Ball met Pevsner at a conference sponsored by the U.S. National Institutes of Health in 1999. There, doctors said they would need tissue samples if they were to discover the roots of the condition.
Ball began to urge parents to contribute to a collection of samples.
“That was a hard sell for parents, because they didn’t want to scar their baby on top of the birthmark, so you have to walk them through that psychological process [of donating tissue],” she said.
They didn’t yet know what kinds of tests doctors might need to run, so some of the samples were preserved in paraffin wax while others were frozen or stored in saline.
“The donated samples were essential to the success of the research,” Comi said.
For the study, researchers sequenced the entire genome — 3 billion base pairs of DNA — from samples of tissue taken from three different patients. Half of the samples were from affected areas of skin or brain tissue while the other half were from normal, healthy tissue from the same patients.
Out of 700 billion base pairs of DNA, there was only a single spot that was consistently changed between affected and unaffected samples.
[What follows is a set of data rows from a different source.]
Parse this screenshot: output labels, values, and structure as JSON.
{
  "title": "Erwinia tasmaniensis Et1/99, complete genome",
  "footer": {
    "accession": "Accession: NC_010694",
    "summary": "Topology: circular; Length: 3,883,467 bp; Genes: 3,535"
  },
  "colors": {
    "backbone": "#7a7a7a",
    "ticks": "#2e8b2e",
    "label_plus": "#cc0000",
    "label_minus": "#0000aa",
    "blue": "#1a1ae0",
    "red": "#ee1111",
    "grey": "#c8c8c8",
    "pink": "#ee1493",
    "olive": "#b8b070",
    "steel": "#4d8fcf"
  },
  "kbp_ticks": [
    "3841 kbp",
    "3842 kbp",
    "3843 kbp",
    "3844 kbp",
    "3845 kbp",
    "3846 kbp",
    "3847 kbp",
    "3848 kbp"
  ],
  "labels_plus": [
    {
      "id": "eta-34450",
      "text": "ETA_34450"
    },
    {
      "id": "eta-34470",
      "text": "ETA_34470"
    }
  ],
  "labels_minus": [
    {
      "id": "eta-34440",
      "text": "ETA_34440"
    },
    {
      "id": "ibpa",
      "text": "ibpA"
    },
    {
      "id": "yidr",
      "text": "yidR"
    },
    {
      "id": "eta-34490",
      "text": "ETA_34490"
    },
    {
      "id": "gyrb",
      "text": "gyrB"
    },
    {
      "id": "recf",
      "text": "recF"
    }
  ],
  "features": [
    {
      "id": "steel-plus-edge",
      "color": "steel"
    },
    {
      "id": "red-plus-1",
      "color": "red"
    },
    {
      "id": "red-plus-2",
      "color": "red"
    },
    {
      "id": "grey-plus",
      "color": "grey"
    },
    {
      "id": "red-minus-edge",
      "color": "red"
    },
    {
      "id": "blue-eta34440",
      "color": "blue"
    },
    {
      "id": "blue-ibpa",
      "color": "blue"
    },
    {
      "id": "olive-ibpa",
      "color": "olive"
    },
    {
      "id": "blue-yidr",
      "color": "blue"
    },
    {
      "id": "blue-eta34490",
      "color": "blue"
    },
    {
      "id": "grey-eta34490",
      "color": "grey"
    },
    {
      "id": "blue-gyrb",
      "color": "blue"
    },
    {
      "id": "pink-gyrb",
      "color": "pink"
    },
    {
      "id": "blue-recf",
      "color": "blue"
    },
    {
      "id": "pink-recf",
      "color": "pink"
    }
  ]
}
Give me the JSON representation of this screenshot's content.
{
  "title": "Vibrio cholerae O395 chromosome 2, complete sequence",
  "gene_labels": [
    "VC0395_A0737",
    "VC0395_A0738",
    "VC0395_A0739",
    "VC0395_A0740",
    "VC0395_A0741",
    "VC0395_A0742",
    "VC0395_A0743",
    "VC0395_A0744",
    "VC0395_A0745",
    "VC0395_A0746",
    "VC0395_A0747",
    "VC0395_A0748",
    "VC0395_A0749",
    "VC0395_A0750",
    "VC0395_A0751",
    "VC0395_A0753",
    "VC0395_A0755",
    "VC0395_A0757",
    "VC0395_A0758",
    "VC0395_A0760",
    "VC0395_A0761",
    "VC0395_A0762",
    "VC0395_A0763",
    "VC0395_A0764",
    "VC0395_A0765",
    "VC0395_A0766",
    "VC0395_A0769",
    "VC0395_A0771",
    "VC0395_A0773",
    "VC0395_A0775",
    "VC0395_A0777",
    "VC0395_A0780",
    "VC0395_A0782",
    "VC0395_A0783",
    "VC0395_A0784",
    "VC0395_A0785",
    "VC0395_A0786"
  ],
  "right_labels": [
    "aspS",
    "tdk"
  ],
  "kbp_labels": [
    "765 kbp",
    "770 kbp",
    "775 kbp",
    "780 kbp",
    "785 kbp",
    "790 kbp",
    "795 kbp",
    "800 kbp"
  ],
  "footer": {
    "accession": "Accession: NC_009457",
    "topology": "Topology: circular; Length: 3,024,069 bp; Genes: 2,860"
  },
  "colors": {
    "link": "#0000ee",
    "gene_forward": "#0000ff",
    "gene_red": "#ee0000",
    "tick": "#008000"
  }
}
“It’s a needle in a million haystacks [to find that],” Pevsner said.
Once they found the change, they searched for it in 97 other samples of patients with Sturge-Weber syndrome or port-wine stains, and healthy patients who didn’t have either.
Nearly all the patients with Sturge-Weber syndrome or port-wine stains had the mutation in affected areas of the skin or brain. Researchers almost never found the mutation on visibly normal skin or in people with neither the birthmark nor the syndrome.
The mutation is in the GNAQ gene, which makes a protein that is critical for cell signaling.
Researchers think that when the mutation happens very early in a baby’s development, it may lead to the more severe Sturge-Weber syndrome. When it happens later, it causes port-wine stains, which can be disfiguring but usually don’t lead to more extensive health issues.
Now that they have identified the mutation, doctors can start to look for drugs that will treat some of the problems it causes. Current treatments for Sturge-Weber aim to control symptoms, but don’t always do the job.
“In half or more of the patients, their seizures are not fully or well-controlled,” Comi said. “We have low-dose aspirin to try to prevent strokes. We’re able to help the children, but we’re certainly not able to prevent all the neurologic and ophthalmologic consequences of the condition.”
Perhaps the most immediate consequence of the discovery may be that it lessens the guilt felt by many parents who believe they somehow caused their children’s condition by passing it to them genetically.
“For some parents, it’s going to be a huge relief,” Ball said. “It’s a huge lodestone that people carry for a while.”
Ball said she didn’t really feel the weight of her own guilt lift until recently, when she heard the news of the discovery.
“I didn’t know if I had caused it,” she said. “But I always felt that if I had caused it, then it was my responsibility to make it right.”